狙うは頂点しかない。今春の桜花賞、オークスではブエナビスタとレッドディザイアに続く3着に善戦したものの、強力2騎を前にして影の薄い存在となったジェルミナル。だからこそ、この秋は逆転に燃えている。
「春も安定した走りを見せてくれた。それもこの馬のセンスがあればこそ。3歳牝馬の中でもトップクラスの器用さがある」。田代助手が語るように、オークス、桜花賞では立ち回りの上手さをいかんなく発揮した。
ソツのない競馬、それがこの馬の真骨頂だ。しかしそれだけでは2強にはかなわない。ひと夏を越えて、そんな器用さに加えてたくましさが増したという。春にはきゃしゃに映った馬体が、今はひと回り大きくパワーアップしている。

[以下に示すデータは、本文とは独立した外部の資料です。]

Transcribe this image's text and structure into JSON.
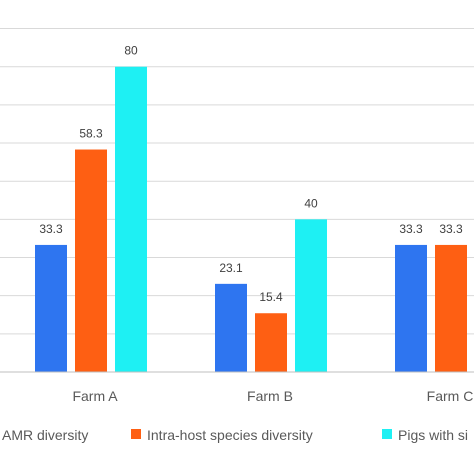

「もともと春の時点でも順調に使えたように丈夫な馬だけど、この秋はさらに背丈が伸びて、大人びてきた」
少女から大人の女へ。フィジカル面で一段と成長しパワーアップした今なら、打倒2強も夢ではない。
「あの2頭は強い。その差を秋になってどこまで詰められているか。今回、ブエナビスタはいないけど、本番につながるいいレースを期待したい」と藤原助手はうなずいた。
本気でヒロインの座へ…まずはここでレッドディザイアを倒して、女王ブエナビスタへの挑戦権を手にしてみせる。
【最終追いVTR】坂路で福永騎手を背に単走で追い切られた。前半からスピード感満点の走りで、800メートル51秒9→37秒9→12秒8をマーク。ゴール前で鞍上からムチが叩き込まれるとしぶとく伸びた。このひと追いで態勢は整った。